FTC adds to repeat offender’s rap sheet with disease claims consent decree

By Hank Schultz

- Last updated on GMT

©Getty Images - Serggn
©Getty Images - Serggn

Related tags Federal trade commission disease claims Dietary supplement Dietary supplement industry Dietary supplement companies Dietary supplements Ftc Nutrition

The Federal Trade Commission has permanently banned two Texas firms from making diabetes and pain relief claims on the dietary supplements that they market. Kramer Duhon, the firms’ principal, has a long history of fines and enforcement actions against him.

The recent settlement was made public in a case FTC brought against Health Research Laboratories, LLC, Whole Body Supplements LLC and Duhon.

CVD, diabetic neuropathy claims

In this latest action, Duhon and his companies agreed to cease making unsubstantiated claims  that supplements branded as The Ultimate Heart Formula (UHF), BG18, and Black Garlic Botanicals -- prevent or treat cardiovascular and other diseases, and that another supplement branded as Neupathic cures, mitigates, or treats diabetic neuropathy.

“This order banning the respondents from the supplement industry should put an end to their long history of making baseless claims that their products can treat various diseases,” ​said Samuel Levine, Director of the FTC’s Bureau of Consumer Protection. “People with serious health concerns should rely on their health professionals, not advertisements.”

The agreement came about as part of an administrative complaint that FTC filed in November 2020.  That complaint was filed after the Commission failed in a bid to have Duhon and the companies held in contempt for violating a previous settlement with FTC and the State of Maine.

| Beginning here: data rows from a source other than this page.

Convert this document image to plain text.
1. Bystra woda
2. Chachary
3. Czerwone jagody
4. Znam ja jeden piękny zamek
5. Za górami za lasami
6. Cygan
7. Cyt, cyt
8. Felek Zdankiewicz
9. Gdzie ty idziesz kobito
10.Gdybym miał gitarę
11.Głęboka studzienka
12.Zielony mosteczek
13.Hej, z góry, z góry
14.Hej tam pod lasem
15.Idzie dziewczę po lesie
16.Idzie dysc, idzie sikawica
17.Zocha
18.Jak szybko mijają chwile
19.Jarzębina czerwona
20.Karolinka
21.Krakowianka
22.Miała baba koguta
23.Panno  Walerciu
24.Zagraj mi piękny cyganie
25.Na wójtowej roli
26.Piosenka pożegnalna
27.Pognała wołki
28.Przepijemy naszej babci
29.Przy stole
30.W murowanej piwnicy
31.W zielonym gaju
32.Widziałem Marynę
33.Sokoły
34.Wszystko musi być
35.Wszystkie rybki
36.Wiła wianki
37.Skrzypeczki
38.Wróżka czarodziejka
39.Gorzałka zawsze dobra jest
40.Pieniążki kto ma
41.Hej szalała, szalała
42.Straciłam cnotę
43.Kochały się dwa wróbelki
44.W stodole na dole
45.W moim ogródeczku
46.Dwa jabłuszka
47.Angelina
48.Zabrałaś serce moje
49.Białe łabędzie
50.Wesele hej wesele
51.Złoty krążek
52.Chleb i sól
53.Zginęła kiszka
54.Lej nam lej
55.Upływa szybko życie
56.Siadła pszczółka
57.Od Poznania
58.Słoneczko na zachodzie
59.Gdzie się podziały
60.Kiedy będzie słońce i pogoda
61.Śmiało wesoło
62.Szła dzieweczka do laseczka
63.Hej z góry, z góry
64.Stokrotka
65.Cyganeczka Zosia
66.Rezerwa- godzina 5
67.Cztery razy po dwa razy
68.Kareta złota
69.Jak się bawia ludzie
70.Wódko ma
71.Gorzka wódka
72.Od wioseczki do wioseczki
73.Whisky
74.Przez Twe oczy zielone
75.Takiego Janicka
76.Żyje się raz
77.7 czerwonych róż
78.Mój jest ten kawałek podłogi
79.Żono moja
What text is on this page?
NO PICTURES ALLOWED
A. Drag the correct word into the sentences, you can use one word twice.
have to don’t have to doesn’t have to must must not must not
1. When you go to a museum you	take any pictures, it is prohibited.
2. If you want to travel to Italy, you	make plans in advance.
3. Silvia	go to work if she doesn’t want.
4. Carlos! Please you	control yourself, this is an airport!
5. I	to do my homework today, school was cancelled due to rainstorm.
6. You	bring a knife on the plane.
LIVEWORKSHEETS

Duhon paid $800,000 fine in 2018

Duhon had agreed in 2018 to cease making unsubstantiated on several products.  A $3.7 million nominal fine had been levied in the case, and Duhon agreed to pay $800,000 up front​. IN addition to the unsubstantiated disease claims he was making, Duhon and his company  was alleged to have violated provisions of the Telemarketing and Electronic Fund Transfer Acts, in that consumers found it difficult to stop recurring debits from their accounts once they had signed up for deliveries of products, fraudulent ‘risk free’ trial periods as well as other violations.

IN the 2018 FTC/Maine case, Duhon and his company were charged with marketing two of its health products, BioTherapex, a dietary supplement that purportedly targets the liver to address a host of ailments, and NeuroPlus, a brain supplement, using a variety of false and unsupported claims.

Duhon claimed BioTherapex could treat arthritis, relieve joint and back pain, and cause significant weight loss. NeuroPlus was claimed to protect the brain against Alzheimer’s disease and dementia, reverse memory loss, and improve memory and cognitive performance.

Past warning letter

The consent decree announced last week is reportedly Duhon third go round with federal regulatory enforcement action connected to dietary supplements that he has marketed. In 2014, the Duhon received a warning letter from FDA that listed 36 separate impermissible claims on a variety of products, one of which was also labeled as BioTherapex.  Among the claims Duhon was making on products at that time were a testimonial that a product had cleared the blockage of a customer’s arteries, the products could “combat the onset of Parkinson’s Disease, Alzheimer’s Disease and Huntington’s Disease,”​ and a product would “dramatically decrease risk of heart attack.”